Busan, 6 September 2015.
Taehyung memeriksa barang bawaannya sekali lagi. Setelah dirasa tidak ada yang tertinggal, pandangannya beralih menatap sekitar ruangan kamarnya yang telah ia huni sejak ia kecil.
"Aku akan merindukan tempat ini," Ia bergumam pelan, yang sebenarnya hanya ia tujukan pada dirinya sendiri. Taehyung tak kunjung melepaskan pandangannya, sebelum akhirnya tepukan di pundak membuatnya tersadar.
"Kita bisa kembali ke sini kapan saja kau mau, Tae," Jungkook memberikan senyum kecilnya kepada laki laki di depannya. Bukan senyum yang biasa ia tunjukkan ketika ia sedang menjahili Taehyung, tapi kali ini senyumnya berbeda. Senyum yang.. menenangkan.
Taehyung berusaha memberikan senyuman balik kepada Jungkook. "Ya.. Aku tahu itu, Jeon."
-oOoOo-
Busan, 21 April 2013.
"Taehyung! Masih belum mau bangun juga?" Jimin mengguncangkan tubuh saudara satu satunya ini dengan malas.
"10 menit lagi, Park," Taehyung menjawab acuh tak acuh sambil membalikkan badannya, berusaha mencari posisi tidur yang lebih nyaman.
"Lihat jam wekermu! Ini sudah jam tujuh, astaga. Setengah jam lagi gerbang sekolah akan tutup!" Jimin mengerang frustasi. Taehyung dan kasur memang dua insan yang tak bisa terpisahkan, tapi kalau ini dibiarkan, lama lama ia juga akan terkena dampaknya!
"Iya iya, lima menit lagi kalau begitu," sang subyek yang masih asik berbaring di atas kasur berucap malas. "Sudah pergi sana! Jangan ganggu aku terus."

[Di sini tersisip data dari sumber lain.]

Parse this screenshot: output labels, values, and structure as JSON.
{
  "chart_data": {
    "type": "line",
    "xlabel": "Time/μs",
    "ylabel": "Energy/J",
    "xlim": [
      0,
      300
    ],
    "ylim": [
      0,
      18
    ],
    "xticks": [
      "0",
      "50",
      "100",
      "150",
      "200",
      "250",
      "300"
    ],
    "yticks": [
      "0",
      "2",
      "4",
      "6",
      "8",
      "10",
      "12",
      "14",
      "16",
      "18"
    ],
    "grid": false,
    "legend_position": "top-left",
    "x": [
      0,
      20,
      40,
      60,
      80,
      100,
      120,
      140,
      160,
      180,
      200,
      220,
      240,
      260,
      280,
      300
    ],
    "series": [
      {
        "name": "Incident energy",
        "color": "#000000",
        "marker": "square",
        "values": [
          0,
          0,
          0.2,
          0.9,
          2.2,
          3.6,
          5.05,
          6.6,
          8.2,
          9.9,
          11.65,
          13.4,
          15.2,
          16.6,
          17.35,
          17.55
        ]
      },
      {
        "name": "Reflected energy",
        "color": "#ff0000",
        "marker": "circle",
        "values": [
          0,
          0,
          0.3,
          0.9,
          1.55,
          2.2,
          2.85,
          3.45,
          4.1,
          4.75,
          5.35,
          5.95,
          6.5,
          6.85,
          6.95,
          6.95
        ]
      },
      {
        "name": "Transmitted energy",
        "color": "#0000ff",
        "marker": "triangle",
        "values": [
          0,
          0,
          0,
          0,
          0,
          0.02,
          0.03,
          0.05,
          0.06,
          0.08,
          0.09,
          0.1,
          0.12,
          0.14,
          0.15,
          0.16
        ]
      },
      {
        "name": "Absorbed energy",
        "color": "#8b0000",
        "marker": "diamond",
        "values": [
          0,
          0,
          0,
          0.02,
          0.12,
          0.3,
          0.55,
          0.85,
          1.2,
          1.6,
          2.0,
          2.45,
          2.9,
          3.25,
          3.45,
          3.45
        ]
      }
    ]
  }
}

Jimin menghela nafas kasar melihat kelakuan Taehyung. "Baiklah, kau yang menyuruhku pergi. Jangan marah kalau saat kau bangun nanti, aku sudah berangkat!"
Taehyung tersenyum kecil. "Kau tidak akan setega itu padaku, Jiminie."
-oOoOo-
Jimin menatap seluruh isi rumahnya lekat lekat. "Aku tidak akan menyangka akhirnya akan meninggalkan rumah ini.."
Yoongi yang sedari tadi memperhatikan tingkah laku laki laki yang lebih muda darinya ini hanya tersenyum samar. "Kau tau? Kita masih punya waktu, Jimin-ah. Kau masih bisa tinggal disini untuk beberapa hari ke depan."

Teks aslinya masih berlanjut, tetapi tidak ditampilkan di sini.